Yes; poverty was there—that depressing poverty which speaks of decayed fortunes. The carpet, from which the brilliant velvet pile was worn nearly off, the faded and mended covers of the carved chair-frames, the few old-fashioned ornaments which had been retained when all that would sell well had gone to the auction-room, each showed by the scrupulous care with which it had been preserved a poverty that clung to the rags of prosperity in the past because it saw no near hope of prosperity in the future. Miles of unbroken forest could be seen from the cupolas of Crichton; yet in this room the very stick of wood that burned slowly on the andirons was an extravagance which Mrs. Gerald would not have allowed herself.

“Yes; the good ones have the best of it,” the young man repeated, rousing himself.

He drew the andirons out, and let the unconsumed stick down into the ashes, lighted a candle, and turned the gas off. Then, candle in hand, he stood musing a moment longer, the clear light shining over his face, and showing an almost childlike smile coming sweetly to his lips. “After all,” he said softly, “I haven’t been a bad fellow to-night,” and with that pleased smile still lingering on his face, went slowly out of the room.

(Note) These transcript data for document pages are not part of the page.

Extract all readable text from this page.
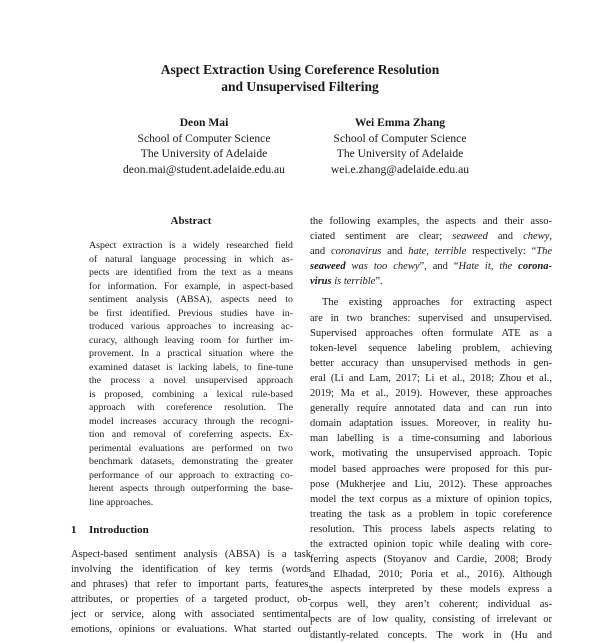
Aspect Extraction Using Coreference Resolution
and Unsupervised Filtering
Deon Mai
School of Computer Science
The University of Adelaide
deon.mai@student.adelaide.edu.au
Wei Emma Zhang
School of Computer Science
The University of Adelaide
wei.e.zhang@adelaide.edu.au
Abstract
Aspect extraction is a widely researched field
of natural language processing in which as-
pects are identified from the text as a means
for information. For example, in aspect-based
sentiment analysis (ABSA), aspects need to
be first identified. Previous studies have in-
troduced various approaches to increasing ac-
curacy, although leaving room for further im-
provement. In a practical situation where the
examined dataset is lacking labels, to fine-tune
the process a novel unsupervised approach
is proposed, combining a lexical rule-based
approach with coreference resolution. The
model increases accuracy through the recogni-
tion and removal of coreferring aspects. Ex-
perimental evaluations are performed on two
benchmark datasets, demonstrating the greater
performance of our approach to extracting co-
herent aspects through outperforming the base-
line approaches.
1 Introduction
Aspect-based sentiment analysis (ABSA) is a task
involving the identification of key terms (words
and phrases) that refer to important parts, features,
attributes, or properties of a targeted product, ob-
ject or service, along with associated sentimental
emotions, opinions or evaluations. What started out
the following examples, the aspects and their asso-
ciated sentiment are clear; seaweed and chewy,
and coronavirus and hate, terrible respectively: “The
seaweed was too chewy”, and “Hate it, the corona-
virus is terrible”.
The existing approaches for extracting aspect
are in two branches: supervised and unsupervised.
Supervised approaches often formulate ATE as a
token-level sequence labeling problem, achieving
better accuracy than unsupervised methods in gen-
eral (Li and Lam, 2017; Li et al., 2018; Zhou et al.,
2019; Ma et al., 2019). However, these approaches
generally require annotated data and can run into
domain adaptation issues. Moreover, in reality hu-
man labelling is a time-consuming and laborious
work, motivating the unsupervised approach. Topic
model based approaches were proposed for this pur-
pose (Mukherjee and Liu, 2012). These approaches
model the text corpus as a mixture of opinion topics,
treating the task as a problem in topic coreference
resolution. This process labels aspects relating to
the extracted opinion topic while dealing with core-
ferring aspects (Stoyanov and Cardie, 2008; Brody
and Elhadad, 2010; Poria et al., 2016). Although
the aspects interpreted by these models express a
corpus well, they aren’t coherent; individual as-
pects are of low quality, consisting of irrelevant or
distantly-related concepts. The work in (Hu and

And so the stillness of night descended, and deep sleep brooded over the town as the lights went out.

Crichton was a well-governed city: no rude broils disturbed its hours of darkness. Decency was in power there, and made itself obeyed. You might see a doctor’s buggy whirl by, like a ghost of a carriage, its light wheels faintly crunching the gravel; for only the business streets were paved. Now and then, on still nights, might be heard the grating of ropes, as some vessel sailed up to the wharf after a long ocean voyage. Perhaps a woman in one of the houses on the hill above would hearthat sound through her dream, and start up to listen, fancying that, in the word of command the soft breeze bore to her casement, she could detect a familiar voice long unheard and anxiously waited for. Perhaps the sailor, whose swift keel had shot like an arrow past the heavy junk of Chinese waters, and scattered, as it approached the shore, clear reflections of tufted palms and dusky natives—perhaps he looked eagerly up the hill to that spot which his eyes could find without aid of chart or compass, and saw suddenly twinkle out the lamp in the window of his home.

But except for such soft sounds and shadowy idyls, Crichton was at night as still as sleep itself.

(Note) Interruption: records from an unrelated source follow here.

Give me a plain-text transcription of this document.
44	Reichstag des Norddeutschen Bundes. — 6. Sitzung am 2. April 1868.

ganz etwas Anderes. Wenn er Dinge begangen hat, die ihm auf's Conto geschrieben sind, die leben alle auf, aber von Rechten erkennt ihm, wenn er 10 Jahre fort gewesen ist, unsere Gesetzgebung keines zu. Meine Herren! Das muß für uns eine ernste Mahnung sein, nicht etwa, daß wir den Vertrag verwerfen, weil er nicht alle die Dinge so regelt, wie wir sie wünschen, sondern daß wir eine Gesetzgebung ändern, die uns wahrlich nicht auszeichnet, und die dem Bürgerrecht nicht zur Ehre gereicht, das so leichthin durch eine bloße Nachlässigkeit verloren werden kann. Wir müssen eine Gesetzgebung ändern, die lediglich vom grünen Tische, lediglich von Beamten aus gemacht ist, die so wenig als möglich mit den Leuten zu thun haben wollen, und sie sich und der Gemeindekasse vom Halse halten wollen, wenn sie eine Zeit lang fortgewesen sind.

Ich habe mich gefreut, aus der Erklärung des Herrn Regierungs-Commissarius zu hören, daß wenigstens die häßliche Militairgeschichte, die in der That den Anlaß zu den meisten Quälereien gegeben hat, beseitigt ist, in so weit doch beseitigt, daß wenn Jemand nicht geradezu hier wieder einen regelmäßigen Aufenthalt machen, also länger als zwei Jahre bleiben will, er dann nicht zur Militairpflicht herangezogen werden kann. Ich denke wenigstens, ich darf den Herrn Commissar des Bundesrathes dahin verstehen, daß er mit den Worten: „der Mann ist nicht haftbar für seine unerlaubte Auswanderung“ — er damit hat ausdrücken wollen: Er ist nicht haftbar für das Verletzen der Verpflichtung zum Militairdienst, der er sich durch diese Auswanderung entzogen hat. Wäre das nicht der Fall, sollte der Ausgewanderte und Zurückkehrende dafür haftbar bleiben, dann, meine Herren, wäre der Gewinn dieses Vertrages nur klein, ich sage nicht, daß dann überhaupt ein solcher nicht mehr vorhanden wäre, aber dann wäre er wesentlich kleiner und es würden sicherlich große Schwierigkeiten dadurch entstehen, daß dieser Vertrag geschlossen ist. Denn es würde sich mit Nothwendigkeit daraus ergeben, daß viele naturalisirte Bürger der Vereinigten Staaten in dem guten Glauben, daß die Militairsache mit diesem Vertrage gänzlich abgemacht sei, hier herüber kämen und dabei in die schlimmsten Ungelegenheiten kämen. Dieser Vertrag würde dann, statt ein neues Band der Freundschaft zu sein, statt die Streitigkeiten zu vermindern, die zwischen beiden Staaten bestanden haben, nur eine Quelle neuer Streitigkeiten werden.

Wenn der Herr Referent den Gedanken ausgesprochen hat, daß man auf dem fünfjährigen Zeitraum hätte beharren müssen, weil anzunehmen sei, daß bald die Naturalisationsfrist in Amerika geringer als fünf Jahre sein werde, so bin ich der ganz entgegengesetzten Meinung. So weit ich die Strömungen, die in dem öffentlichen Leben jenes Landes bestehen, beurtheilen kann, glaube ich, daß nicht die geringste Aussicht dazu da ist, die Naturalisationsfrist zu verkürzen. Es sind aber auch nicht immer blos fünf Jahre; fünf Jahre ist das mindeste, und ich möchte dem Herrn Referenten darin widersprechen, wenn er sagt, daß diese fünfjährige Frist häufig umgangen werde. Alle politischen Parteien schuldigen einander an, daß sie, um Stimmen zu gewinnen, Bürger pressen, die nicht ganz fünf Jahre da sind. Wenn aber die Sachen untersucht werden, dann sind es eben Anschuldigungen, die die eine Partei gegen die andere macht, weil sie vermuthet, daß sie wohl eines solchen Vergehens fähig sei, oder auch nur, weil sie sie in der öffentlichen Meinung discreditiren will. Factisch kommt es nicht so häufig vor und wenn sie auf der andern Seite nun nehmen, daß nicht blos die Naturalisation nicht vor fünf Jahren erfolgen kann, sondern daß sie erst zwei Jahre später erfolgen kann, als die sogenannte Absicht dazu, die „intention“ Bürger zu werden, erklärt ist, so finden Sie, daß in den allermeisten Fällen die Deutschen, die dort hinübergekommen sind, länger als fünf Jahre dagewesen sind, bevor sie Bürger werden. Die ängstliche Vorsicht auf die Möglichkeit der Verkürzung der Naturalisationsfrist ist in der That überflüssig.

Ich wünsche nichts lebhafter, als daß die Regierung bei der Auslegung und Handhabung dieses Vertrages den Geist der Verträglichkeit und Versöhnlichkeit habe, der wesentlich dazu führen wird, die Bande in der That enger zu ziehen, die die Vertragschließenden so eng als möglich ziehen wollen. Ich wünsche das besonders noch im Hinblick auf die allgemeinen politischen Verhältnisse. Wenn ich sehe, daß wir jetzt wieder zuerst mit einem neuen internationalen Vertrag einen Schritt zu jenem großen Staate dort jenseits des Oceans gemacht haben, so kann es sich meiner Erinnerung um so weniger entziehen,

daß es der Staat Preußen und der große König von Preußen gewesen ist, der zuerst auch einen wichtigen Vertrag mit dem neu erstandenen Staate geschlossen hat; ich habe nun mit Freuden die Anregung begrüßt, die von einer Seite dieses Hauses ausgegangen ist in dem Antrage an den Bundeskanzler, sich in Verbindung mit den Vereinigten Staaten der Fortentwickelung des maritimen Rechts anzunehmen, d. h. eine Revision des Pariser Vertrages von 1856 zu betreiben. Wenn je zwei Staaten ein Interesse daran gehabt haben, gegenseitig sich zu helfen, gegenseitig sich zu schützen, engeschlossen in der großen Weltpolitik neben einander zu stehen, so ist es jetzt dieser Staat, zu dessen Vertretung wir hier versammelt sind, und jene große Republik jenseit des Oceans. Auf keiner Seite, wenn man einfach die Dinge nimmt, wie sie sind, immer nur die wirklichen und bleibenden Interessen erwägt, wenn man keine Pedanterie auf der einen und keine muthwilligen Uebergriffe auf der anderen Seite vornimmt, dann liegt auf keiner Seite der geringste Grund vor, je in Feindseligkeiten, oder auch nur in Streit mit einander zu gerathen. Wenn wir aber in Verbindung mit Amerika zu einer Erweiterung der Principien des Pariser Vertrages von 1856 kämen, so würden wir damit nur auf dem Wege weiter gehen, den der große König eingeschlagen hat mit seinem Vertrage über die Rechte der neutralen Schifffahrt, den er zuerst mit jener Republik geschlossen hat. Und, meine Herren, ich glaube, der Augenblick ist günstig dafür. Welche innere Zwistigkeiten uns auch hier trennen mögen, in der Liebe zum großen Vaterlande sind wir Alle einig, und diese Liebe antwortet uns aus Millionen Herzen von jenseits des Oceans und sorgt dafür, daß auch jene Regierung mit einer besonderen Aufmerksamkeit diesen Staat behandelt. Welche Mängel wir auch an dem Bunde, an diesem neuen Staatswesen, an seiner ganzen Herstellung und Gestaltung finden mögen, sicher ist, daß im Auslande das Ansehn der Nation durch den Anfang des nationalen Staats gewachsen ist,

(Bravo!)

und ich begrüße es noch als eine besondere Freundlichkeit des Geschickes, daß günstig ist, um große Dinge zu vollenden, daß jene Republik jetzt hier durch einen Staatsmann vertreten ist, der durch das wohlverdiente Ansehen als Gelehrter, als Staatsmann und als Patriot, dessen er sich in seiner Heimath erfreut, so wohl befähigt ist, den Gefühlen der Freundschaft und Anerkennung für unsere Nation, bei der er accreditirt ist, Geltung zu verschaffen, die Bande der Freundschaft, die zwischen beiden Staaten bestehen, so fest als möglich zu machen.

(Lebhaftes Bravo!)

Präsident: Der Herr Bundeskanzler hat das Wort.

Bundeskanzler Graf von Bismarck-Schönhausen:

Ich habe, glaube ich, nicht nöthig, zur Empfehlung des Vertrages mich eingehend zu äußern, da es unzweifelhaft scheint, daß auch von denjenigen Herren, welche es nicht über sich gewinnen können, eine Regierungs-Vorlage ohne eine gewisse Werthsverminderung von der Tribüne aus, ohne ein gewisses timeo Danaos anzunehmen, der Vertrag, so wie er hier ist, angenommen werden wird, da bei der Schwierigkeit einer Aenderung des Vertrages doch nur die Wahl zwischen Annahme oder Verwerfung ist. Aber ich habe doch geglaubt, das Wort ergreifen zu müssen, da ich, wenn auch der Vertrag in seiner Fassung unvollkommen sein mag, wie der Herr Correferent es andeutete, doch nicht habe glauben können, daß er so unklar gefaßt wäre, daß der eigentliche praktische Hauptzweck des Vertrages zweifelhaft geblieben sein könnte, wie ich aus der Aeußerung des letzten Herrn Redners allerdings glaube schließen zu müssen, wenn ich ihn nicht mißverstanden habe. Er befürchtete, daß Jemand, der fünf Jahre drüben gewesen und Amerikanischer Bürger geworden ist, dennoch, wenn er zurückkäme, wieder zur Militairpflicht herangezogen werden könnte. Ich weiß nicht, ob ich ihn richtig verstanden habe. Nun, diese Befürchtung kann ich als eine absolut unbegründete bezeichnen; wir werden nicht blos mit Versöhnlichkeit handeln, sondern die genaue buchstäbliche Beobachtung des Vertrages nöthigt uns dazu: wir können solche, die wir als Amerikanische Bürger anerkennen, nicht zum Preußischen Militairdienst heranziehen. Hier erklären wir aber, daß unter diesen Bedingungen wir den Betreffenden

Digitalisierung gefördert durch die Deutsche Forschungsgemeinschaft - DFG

The Crichtonians had a pleasant saying that their city was built by a woman, and the best compliment we can pay them is that they made this saying proudly, and kept in honored remembrance the hand of the gentle architect. But not so much in brick and stone was it acknowledged, though they owed to her their first ideas of correct and symmetrical building: in their society, high and low, in many of their pretty customs, in their tastes, in their freedom from bigotry of opinions, even in their government, they felt her influence.

While the city lies sleeping under the stars, strong, adult, and beautiful, full of ambitious dreams, full, too, of kind and generous feeling, let us go back to the time when, an infant town, it began to use its powers, and stammer brokenly the alphabet of civilization.

Hush, fair city, all thy many thousands, while the angels watch above thee! and, sweeter marvel yet! while the dear Lord waits unsleeping in thy midst, where that solitary taper burns. Sleep in peace, “poor exiled children of Eve,” and be grateful at least in dreams.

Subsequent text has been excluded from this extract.